As Tyson Chandler’s back-up, Harrellson would play sporadic minutes throughout the season and would be featured in 37 games, even starting four. He would finish the season averaging 4.4 points and 3.9 rebounds per, while shooting 42 percent from the field. He also shot 34 percent from beyond the arc, proving that he was capable of stretching the floor from as far out as the perimeter.
Harrellson was traded to the Houston Rockets over the summer, with the Knicks clearing some space to sign Marcus Camby.

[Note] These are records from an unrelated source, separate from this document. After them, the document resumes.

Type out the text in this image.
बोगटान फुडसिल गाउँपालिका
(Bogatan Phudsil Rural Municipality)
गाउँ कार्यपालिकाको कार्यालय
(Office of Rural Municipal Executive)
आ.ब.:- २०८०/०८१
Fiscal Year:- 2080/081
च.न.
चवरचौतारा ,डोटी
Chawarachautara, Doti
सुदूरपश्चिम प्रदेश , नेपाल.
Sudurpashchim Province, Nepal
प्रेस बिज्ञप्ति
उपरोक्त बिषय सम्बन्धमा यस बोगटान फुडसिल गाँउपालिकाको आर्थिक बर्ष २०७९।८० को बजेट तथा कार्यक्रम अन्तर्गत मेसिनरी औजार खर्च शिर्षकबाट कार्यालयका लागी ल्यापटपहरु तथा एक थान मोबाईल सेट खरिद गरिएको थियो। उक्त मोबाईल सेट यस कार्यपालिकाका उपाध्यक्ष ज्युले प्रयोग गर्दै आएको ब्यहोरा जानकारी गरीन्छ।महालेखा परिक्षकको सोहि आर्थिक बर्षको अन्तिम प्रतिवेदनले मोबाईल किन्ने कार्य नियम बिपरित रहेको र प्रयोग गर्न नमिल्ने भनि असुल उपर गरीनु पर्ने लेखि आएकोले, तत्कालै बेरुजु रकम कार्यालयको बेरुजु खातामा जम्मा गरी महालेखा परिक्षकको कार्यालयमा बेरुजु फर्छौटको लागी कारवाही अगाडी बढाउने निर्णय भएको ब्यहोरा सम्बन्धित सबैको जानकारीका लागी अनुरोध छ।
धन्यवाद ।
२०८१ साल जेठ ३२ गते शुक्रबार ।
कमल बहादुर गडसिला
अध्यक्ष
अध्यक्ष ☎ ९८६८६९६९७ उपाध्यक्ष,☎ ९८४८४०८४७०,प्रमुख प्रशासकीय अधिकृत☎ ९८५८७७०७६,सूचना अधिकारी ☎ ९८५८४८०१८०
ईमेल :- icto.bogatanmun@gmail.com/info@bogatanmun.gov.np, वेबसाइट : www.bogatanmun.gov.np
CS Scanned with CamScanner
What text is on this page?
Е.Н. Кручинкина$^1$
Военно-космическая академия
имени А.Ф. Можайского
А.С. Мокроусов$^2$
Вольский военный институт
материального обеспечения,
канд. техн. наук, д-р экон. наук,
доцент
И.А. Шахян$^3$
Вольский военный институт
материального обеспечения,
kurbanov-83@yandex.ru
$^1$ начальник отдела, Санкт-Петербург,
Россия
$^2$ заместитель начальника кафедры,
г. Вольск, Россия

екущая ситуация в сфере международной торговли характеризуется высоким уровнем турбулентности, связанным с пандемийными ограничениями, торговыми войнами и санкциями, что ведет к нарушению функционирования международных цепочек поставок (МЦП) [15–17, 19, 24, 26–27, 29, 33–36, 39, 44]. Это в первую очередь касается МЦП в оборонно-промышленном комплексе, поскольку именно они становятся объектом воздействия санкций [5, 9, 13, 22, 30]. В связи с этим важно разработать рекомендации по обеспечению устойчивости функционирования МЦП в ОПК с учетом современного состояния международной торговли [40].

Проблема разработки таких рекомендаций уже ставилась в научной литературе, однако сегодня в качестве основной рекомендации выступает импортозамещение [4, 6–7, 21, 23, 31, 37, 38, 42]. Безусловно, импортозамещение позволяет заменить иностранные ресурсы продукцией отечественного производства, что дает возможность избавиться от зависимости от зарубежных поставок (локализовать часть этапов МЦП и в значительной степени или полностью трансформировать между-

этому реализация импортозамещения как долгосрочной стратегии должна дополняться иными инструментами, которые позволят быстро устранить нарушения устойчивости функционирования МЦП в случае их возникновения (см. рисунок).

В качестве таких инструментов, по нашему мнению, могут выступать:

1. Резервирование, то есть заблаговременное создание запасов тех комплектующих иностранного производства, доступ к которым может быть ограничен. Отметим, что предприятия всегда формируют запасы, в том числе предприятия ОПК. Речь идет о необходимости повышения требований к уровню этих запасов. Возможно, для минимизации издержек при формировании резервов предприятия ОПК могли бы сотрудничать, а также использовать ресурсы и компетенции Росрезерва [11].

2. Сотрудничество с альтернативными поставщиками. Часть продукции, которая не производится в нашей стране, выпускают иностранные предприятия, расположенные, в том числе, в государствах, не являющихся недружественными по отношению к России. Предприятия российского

Coupling that ability to shoot with an ability to play as a traditional center below the rim, Harrellson fits perfectly into the Heat’s system. The team has a thing for big men who can shoot–Chris Bosh, Rashard Lewis and Justin Hamilton–and they could still use the size in the paint when going against the league’s larger frontcourts; one like the Los Angeles Lakers, a potential threat in the NBA Finals.
Obviously, this signing would be a huge positive for a Heat team that could still use the support for a strong rebounder and defender inside. Harrellson isn’t top shelf talent, but he would be all the Heat need to at least attempt to combat with the likes of Dwight Howard or any center who could potentially give the Heat problems. Nobody would expect Josh to play significant minutes, but spot minutes to grab some rebounds, stretch the floor and deliver some fouls would be the prime directive for him whenever he stepped out on the floor.